((Contributed by Timothy R. Gaffney))
Picture this video game scenario: Intruders have broken into a sprawling military base. Your challenge is to find them by searching the ground with a camera mounted in a high-flying unmanned air vehicle.
Sound simple? It isn’t. You have to keep suspicious objects within the highly zoomed image on your screen while the camera platform – the UAV – constantly moves to counteract gusts of wind or make turns on its course.
Now imagine having to steer cameras simultaneously on two different airplanes… or three. Add an unmanned ground vehicle to the mix. Oh, and you also have to keep track of all the vehicles and make sure they don’t collide or crash.
This is no video game. It’s the goal of an Air Force research program aimed at allowing a single operator to manage several unmanned vehicles – some in the air, some on the ground – all at the same time.
The key is to allow the vehicles to control themselves and work cooperatively, freeing the human to supervise what they do.
Operating multiple vehicles at once is an impossible task for a single unassisted human, says David Gross, Ph.D., a Wright State Research Institute engineer with more than 200 hours operating UAVs.

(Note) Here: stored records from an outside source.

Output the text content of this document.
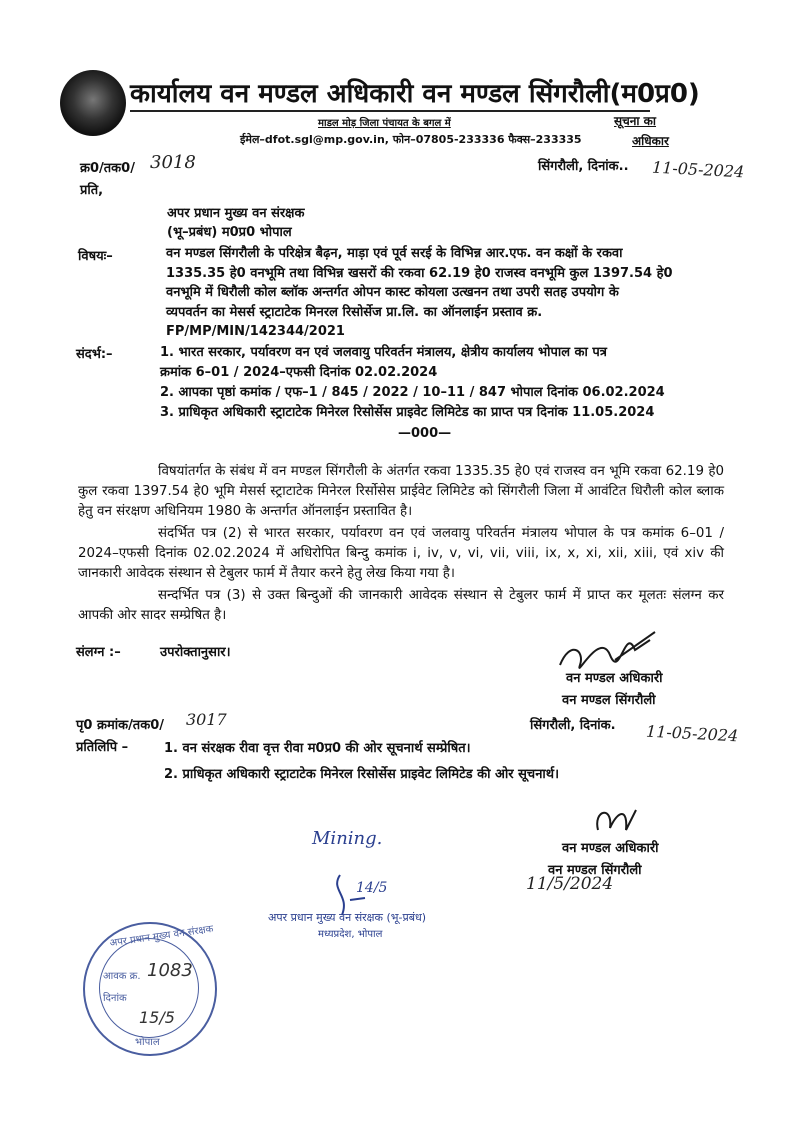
कार्यालय वन मण्डल अधिकारी वन मण्डल सिंगरौली(म0प्र0)
माडल मोड़ जिला पंचायत के बगल में
ईमेल–dfot.sgl@mp.gov.in, फोन–07805-233336 फैक्स–233335
सूचना का
अधिकार
क्र0/तक0/ 3018	सिंगरौली, दिनांक.. 11-05-2024
प्रति,
अपर प्रधान मुख्य वन संरक्षक
(भू–प्रबंध) म0प्र0 भोपाल
विषयः–	वन मण्डल सिंगरौली के परिक्षेत्र बैढ़न, माड़ा एवं पूर्व सरई के विभिन्न आर.एफ. वन कक्षों के रकवा
1335.35 हे0 वनभूमि तथा विभिन्न खसरों की रकवा 62.19 हे0 राजस्व वनभूमि कुल 1397.54 हे0
वनभूमि में धिरौली कोल ब्लॉक अन्तर्गत ओपन कास्ट कोयला उत्खनन तथा उपरी सतह उपयोग के
व्यपवर्तन का मेसर्स स्ट्राटाटेक मिनरल रिसोर्सेज प्रा.लि. का ऑनलाईन प्रस्ताव क्र.
FP/MP/MIN/142344/2021
संदर्भ:–	1. भारत सरकार, पर्यावरण वन एवं जलवायु परिवर्तन मंत्रालय, क्षेत्रीय कार्यालय भोपाल का पत्र
क्रमांक 6–01 / 2024–एफसी दिनांक 02.02.2024
2. आपका पृष्ठां कमांक / एफ–1 / 845 / 2022 / 10–11 / 847 भोपाल दिनांक 06.02.2024
3. प्राधिकृत अधिकारी स्ट्राटाटेक मिनेरल रिसोर्सेस प्राइवेट लिमिटेड का प्राप्त पत्र दिनांक 11.05.2024
—000—
विषयांतर्गत के संबंध में वन मण्डल सिंगरौली के अंतर्गत रकवा 1335.35 हे0 एवं राजस्व वन भूमि रकवा 62.19 हे0 कुल रकवा 1397.54 हे0 भूमि मेसर्स स्ट्राटाटेक मिनेरल रिर्सोसेस प्राईवेट लिमिटेड को सिंगरौली जिला में आवंटित धिरौली कोल ब्लाक हेतु वन संरक्षण अधिनियम 1980 के अन्तर्गत ऑनलाईन प्रस्तावित है।
संदर्भित पत्र (2) से भारत सरकार, पर्यावरण वन एवं जलवायु परिवर्तन मंत्रालय भोपाल के पत्र कमांक 6–01 / 2024–एफसी दिनांक 02.02.2024 में अधिरोपित बिन्दु कमांक i, iv, v, vi, vii, viii, ix, x, xi, xii, xiii, एवं xiv की जानकारी आवेदक संस्थान से टेबुलर फार्म में तैयार करने हेतु लेख किया गया है।
सन्दर्भित पत्र (3) से उक्त बिन्दुओं की जानकारी आवेदक संस्थान से टेबुलर फार्म में प्राप्त कर मूलतः संलग्न कर आपकी ओर सादर सम्प्रेषित है।
संलग्न :–	उपरोक्तानुसार।
वन मण्डल अधिकारी
वन मण्डल सिंगरौली
पृ0 क्रमांक/तक0/ 3017	सिंगरौली, दिनांक. 11-05-2024
प्रतिलिपि –	1. वन संरक्षक रीवा वृत्त रीवा म0प्र0 की ओर सूचनार्थ सम्प्रेषित।
2. प्राधिकृत अधिकारी स्ट्राटाटेक मिनेरल रिसोर्सेस प्राइवेट लिमिटेड की ओर सूचनार्थ।
वन मण्डल अधिकारी
वन मण्डल सिंगरौली
11/5/2024
Mining.
14/5
अपर प्रधान मुख्य वन संरक्षक (भू-प्रबंध)
मध्यप्रदेश, भोपाल
अपर प्रधान मुख्य वन संरक्षक
भोपाल
आवक क्र. 1083
दिनांक
15/5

Steering the camera on just one UAV takes intense concentration and quickly fatigues an operator, says Gross, the Research Institute’s Chief Engineer for Systems Integration and Test. “After about 20 minutes, you’re done,” he says. “You couldn’t control two cameras at the same time and worry about the flight paths of two vehicles. You couldn’t do it.”

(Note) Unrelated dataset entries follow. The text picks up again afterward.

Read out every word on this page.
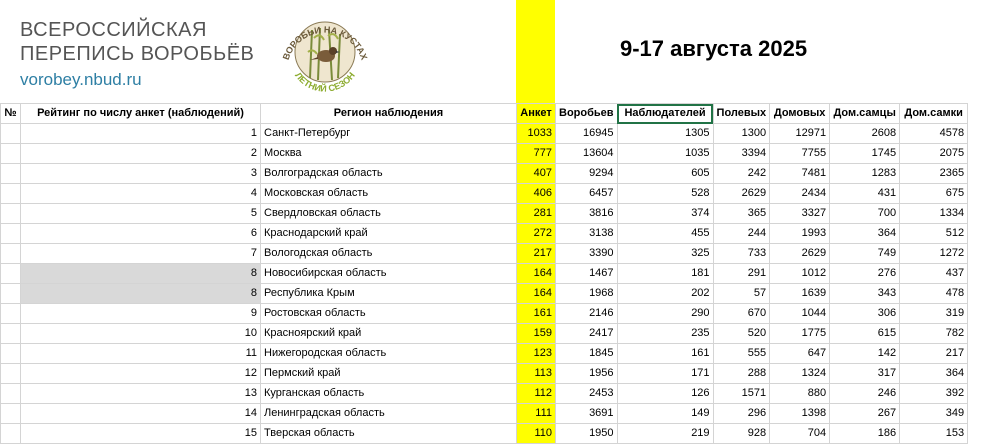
ВСЕРОССИЙСКАЯ
ПЕРЕПИСЬ ВОРОБЬЁВ
vorobey.nbud.ru
ВОРОБЬИ НА КУСТАХ
ЛЕТНИЙ СЕЗОН
9-17 августа 2025
№	Рейтинг по числу анкет (наблюдений)	Регион наблюдения	Анкет	Воробьев	Наблюдателей	Полевых	Домовых	Дом.самцы	Дом.самки
	1	Санкт-Петербург	1033	16945	1305	1300	12971	2608	4578
	2	Москва	777	13604	1035	3394	7755	1745	2075
	3	Волгоградская область	407	9294	605	242	7481	1283	2365
	4	Московская область	406	6457	528	2629	2434	431	675
	5	Свердловская область	281	3816	374	365	3327	700	1334
	6	Краснодарский край	272	3138	455	244	1993	364	512
	7	Вологодская область	217	3390	325	733	2629	749	1272
	8	Новосибирская область	164	1467	181	291	1012	276	437
	8	Республика Крым	164	1968	202	57	1639	343	478
	9	Ростовская область	161	2146	290	670	1044	306	319
	10	Красноярский край	159	2417	235	520	1775	615	782
	11	Нижегородская область	123	1845	161	555	647	142	217
	12	Пермский край	113	1956	171	288	1324	317	364
	13	Курганская область	112	2453	126	1571	880	246	392
	14	Ленинградская область	111	3691	149	296	1398	267	349
	15	Тверская область	110	1950	219	928	704	186	153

But that’s exactly what the Air Force Research Laboratory is learning how to do in a program it calls ICE-T, for Intelligent Control and Evaluation of Teams. And not just with unmanned air vehicles, but ground vehicles as well.
The use of UAVs for information gathering and in combat is surging. And, while UAVs have nobody on board, every UAV needs one or more operators on the ground. The result is a growing manpower demand in a time of tight budgets.

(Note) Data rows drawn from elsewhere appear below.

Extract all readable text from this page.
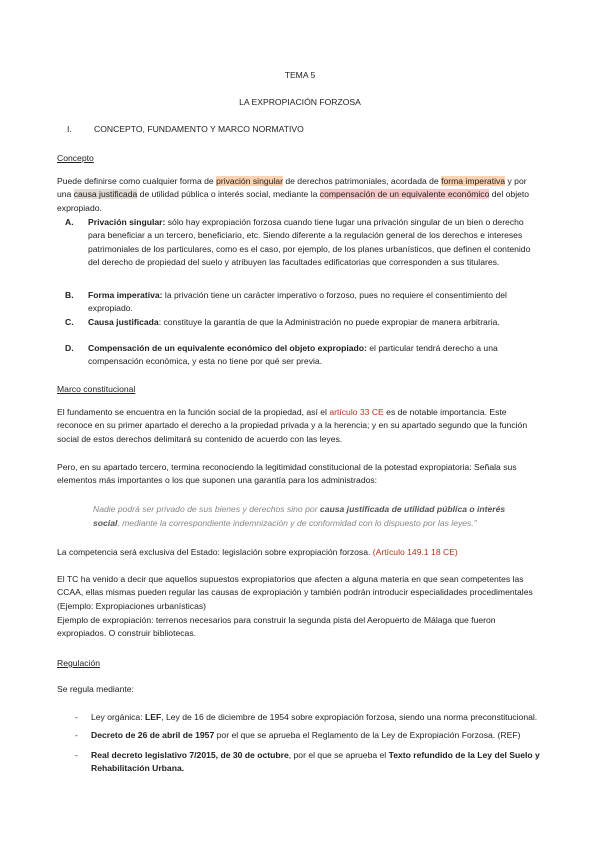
TEMA 5
LA EXPROPIACIÓN FORZOSA
I.	CONCEPTO, FUNDAMENTO Y MARCO NORMATIVO
Concepto
Puede definirse como cualquier forma de privación singular de derechos patrimoniales, acordada de forma imperativa y por una causa justificada de utilidad pública o interés social, mediante la compensación de un equivalente económico del objeto expropiado.
A. Privación singular: sólo hay expropiación forzosa cuando tiene lugar una privación singular de un bien o derecho para beneficiar a un tercero, beneficiario, etc. Siendo diferente a la regulación general de los derechos e intereses patrimoniales de los particulares, como es el caso, por ejemplo, de los planes urbanísticos, que definen el contenido del derecho de propiedad del suelo y atribuyen las facultades edificatorias que corresponden a sus titulares.
B. Forma imperativa: la privación tiene un carácter imperativo o forzoso, pues no requiere el consentimiento del expropiado.
C. Causa justificada: constituye la garantía de que la Administración no puede expropiar de manera arbitraria.
D. Compensación de un equivalente económico del objeto expropiado: el particular tendrá derecho a una compensación económica, y esta no tiene por qué ser previa.
Marco constitucional
El fundamento se encuentra en la función social de la propiedad, así el artículo 33 CE es de notable importancia. Este reconoce en su primer apartado el derecho a la propiedad privada y a la herencia; y en su apartado segundo que la función social de estos derechos delimitará su contenido de acuerdo con las leyes.
Pero, en su apartado tercero, termina reconociendo la legitimidad constitucional de la potestad expropiatoria: Señala sus elementos más importantes o los que suponen una garantía para los administrados:
Nadie podrá ser privado de sus bienes y derechos sino por causa justificada de utilidad pública o interés social, mediante la correspondiente indemnización y de conformidad con lo dispuesto por las leyes."
La competencia será exclusiva del Estado: legislación sobre expropiación forzosa. (Artículo 149.1 18 CE)
El TC ha venido a decir que aquellos supuestos expropiatorios que afecten a alguna materia en que sean competentes las CCAA, ellas mismas pueden regular las causas de expropiación y también podrán introducir especialidades procedimentales (Ejemplo: Expropiaciones urbanísticas)
Ejemplo de expropiación: terrenos necesarios para construir la segunda pista del Aeropuerto de Málaga que fueron expropiados. O construir bibliotecas.
Regulación
Se regula mediante:
- Ley orgánica: LEF, Ley de 16 de diciembre de 1954 sobre expropiación forzosa, siendo una norma preconstitucional.
- Decreto de 26 de abril de 1957 por el que se aprueba el Reglamento de la Ley de Expropiación Forzosa. (REF)
- Real decreto legislativo 7/2015, de 30 de octubre, por el que se aprueba el Texto refundido de la Ley del Suelo y Rehabilitación Urbana.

The capacity to use UAVs cooperatively – sharing tasks and coordinating activities – expands their range of capabilities and makes better use of limited human resources. The ICE-T program has demonstrated ways to make that capacity real. Its goal is to develop technology that can be applied to future operational systems.
Located on Wright-Patterson Air Force Base near Dayton, Ohio, the program is a collaborative effort by two major AFRL directorates, Air Vehicles and Human Effectiveness, with Infoscitex Corp. as prime contractor. Wright State Research Institute, a part of Wright State University, is a subcontractor to Infoscitex. Gross is the program’s principal investigator.
The heart of ICE-T is a bundle of computer programs executing algorithms that the Air Vehicles Directorate develops to automate many of the control functions of a human UAV operator.
The face of ICE-T is a ground station called Vigilant Spirit, which the Human Effectiveness Directorate developed to research ways for humans to supervise teams of unmanned vehicles. The dominant visible element is a big computer screen with displays of fancy graphics and video feeds.
“What we’re trying to do is provide a capability that enables one operator to control multiple vehicles in situations where it makes sense,” says Gregory L Feitshans of the Human Effectiveness Directorate. Feitshans is the Vigilant Spirit Control Station Chief Engineer. “With this ground station and the associated algorithms, one operator can control multiple vehicles,” he says.
Researchers use Vigilant Spirit to test algorithms by flying simulated UAVs in a virtual world. But it isn’t limited to that. “We can pretty much disconnect our network cable and go do a flight test. The commands are pretty much the same going to a real vehicle as going to a simulated vehicle,” Feitshans says.
“For years and years we just published research papers, but in order to have anybody believe it’s going to work, you have to go out and test it,” says Mark Mears, Ph.D., AFRL’s ICE-T program manager.
“If you did all this research just in a simulation, there’s a lot of things you’d miss from a real vehicle,” Gross adds.
Gross has managed all of ICE-T’s flight-testing, first under a previous contractor and since 2009 with the Wright State Research Institute. The tests range from simple hardware trials to participation in major military exercises, including the massive, international Talisman Saber exercises in Australia in 2007 and 2009.
ICE-T researchers also demonstrated the technology to Air Force security forces last year at Vandenberg Air Force Base in California. That was where the video-game scenario came up, with one operator supervising a mix of unmanned air and ground vehicles to hunt for make-believe intruders.
But the algorithms running in the Vigilant Spirit work station transformed the operator into a supervisor, directing the action with a mouse instead of juggling joysticks.
“It’s a significant improvement in operator workload.” Gross says.